Postproduction workflows are evolving from a localized, tightly integrated and highly controlled process to one where production and post may occur collaboratively and with creative individuals scattered around the globe.
In the session “Distributed Post Production for Cinema: Technologies, Issues and Business Opportunities,” held Saturday at the Technology Summit on Cinema, Mark Lemmons, CTO T3Media encouraged delegates to 'think big' and recognize that cloud technology can benefit production today from raw storage to transcoding.
“We need to recognize that some big challenges are being tackled right now in the cloud including archive integrated production,” he said. Lemmons highlighted work T3Media completed for Paramount Pictures in which film scans of 4K DPX files were placed for long term storage in a cloud hosted by T3Media but protected behind the studio's firewall.
"The cloud can be used today for storage of high value and high resolution files," he said. "I would though encourage questions to be asked of cloud platform providers about the long term costs storage."
Former EFILM VP Engineering and now CTO Blendo, Gary Thomson described his oversight in successfully establishing a secondary DI facility including waveform monitoring and color correction for Fox Studios 8 miles from its main Hollywood campus.
"What do filmmakers and creatives want when they work in diverse locations?" he asked rhetorically. "The main thing is that they want to finish an entire film with audio co-located with visuals. You can't practically move an audio facility but you can replicate a DI suite in a virtual environment fairly easily and inexpensively using dark fibre connectivity."

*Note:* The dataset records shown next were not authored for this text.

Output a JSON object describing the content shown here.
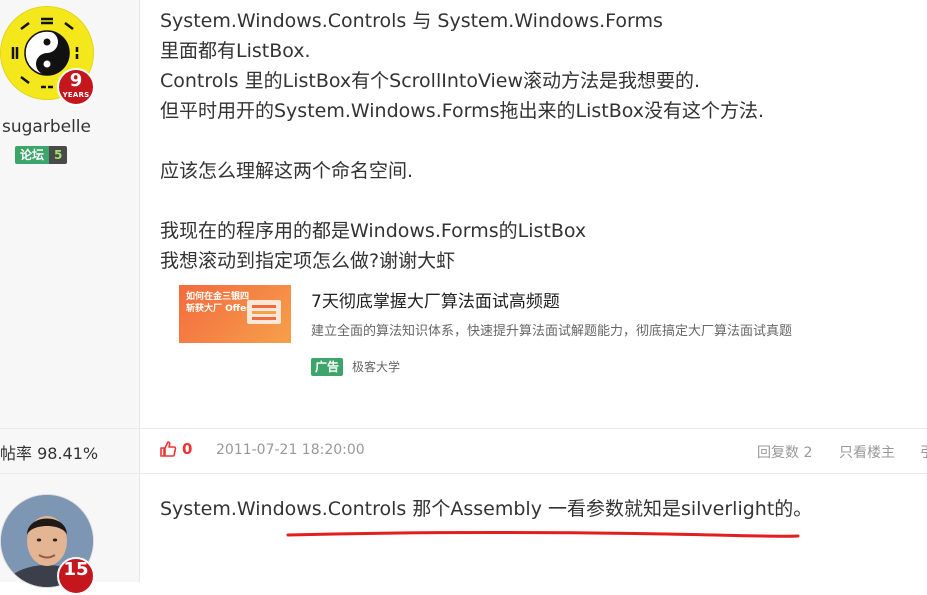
{
  "post1": {
    "user": {
      "name": "sugarbelle",
      "years": "9",
      "years_label": "YEARS",
      "forum_tag": "论坛",
      "level": "5",
      "rate": "帖率 98.41%"
    },
    "lines": [
      "System.Windows.Controls 与 System.Windows.Forms",
      "里面都有ListBox.",
      "Controls 里的ListBox有个ScrollIntoView滚动方法是我想要的.",
      "但平时用开的System.Windows.Forms拖出来的ListBox没有这个方法.",
      "",
      "应该怎么理解这两个命名空间.",
      "",
      "我现在的程序用的都是Windows.Forms的ListBox",
      "我想滚动到指定项怎么做?谢谢大虾"
    ],
    "ad": {
      "image_text_1": "如何在金三银四",
      "image_text_2": "斩获大厂 Offer？",
      "title": "7天彻底掌握大厂算法面试高频题",
      "desc": "建立全面的算法知识体系，快速提升算法面试解题能力，彻底搞定大厂算法面试真题",
      "tag": "广告",
      "source": "极客大学"
    },
    "actions": {
      "like_count": "0",
      "time": "2011-07-21 18:20:00",
      "reply_count": "回复数 2",
      "only_op": "只看楼主",
      "quote": "引"
    }
  },
  "post2": {
    "user": {
      "years": "15"
    },
    "text": "System.Windows.Controls 那个Assembly 一看参数就知是silverlight的。"
  },
  "colors": {
    "accent_red": "#e33333",
    "level_green": "#3da56a",
    "badge_red": "#c4161c"
  }
}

The ability to work internationally and remotely using very high resolution media continues to be demonstrated in a series of projects at CineGrid, a community of networked collaborators which uses the 10Gb fibre network Global Lambda Integrated Facility (GLIF), originally designed for high energy physics research.
Co-founder Lauren Herr explained that since 2005 CineGrid has tested point to point transmissions of HD and 4K including 4K bidirectional live telepresence. It has also conducted a live shoot using a Dalsa 4K camera in Prague, which was debayered in San Fransisco and resent to Prague for grading while the colorist was located in Toronto.
Recent experiments have included remote collaboration with media at 4K 60p; realtime stereographic treatments; realtime film restoration and live uncompressed 4K 10-bit streaming over IP between Prague and San Diego.
Herr showed film of a demonstration held last December in which a director in San Diego directed an actor against green screen in Amsterdam with live composites rendered by a supercomputer at another site in Amsterdam in real time and all in uncompressed HD over IP.
“One of the main learnings in all of this is the importance of the human networks that underpin the fibre networks," said Herr. "Collaboration is a human activity, the social dynamics are very important to consider and not trivial to solve.”
In remote collaboration, he said, it's not enough to have face to face telepresence but necessary also to have additional channels for context such as screens which make it clear that both parties are looking at and describing the same thing.
“U.S government departments have already begun rolling out 100Gb networks and while there are still places where there are bottlenecks, such as in the last mile, the direction of travel is clear," Herr stated. "Media students will have to learn how to work over these networks because that is the way the world will work in the future.”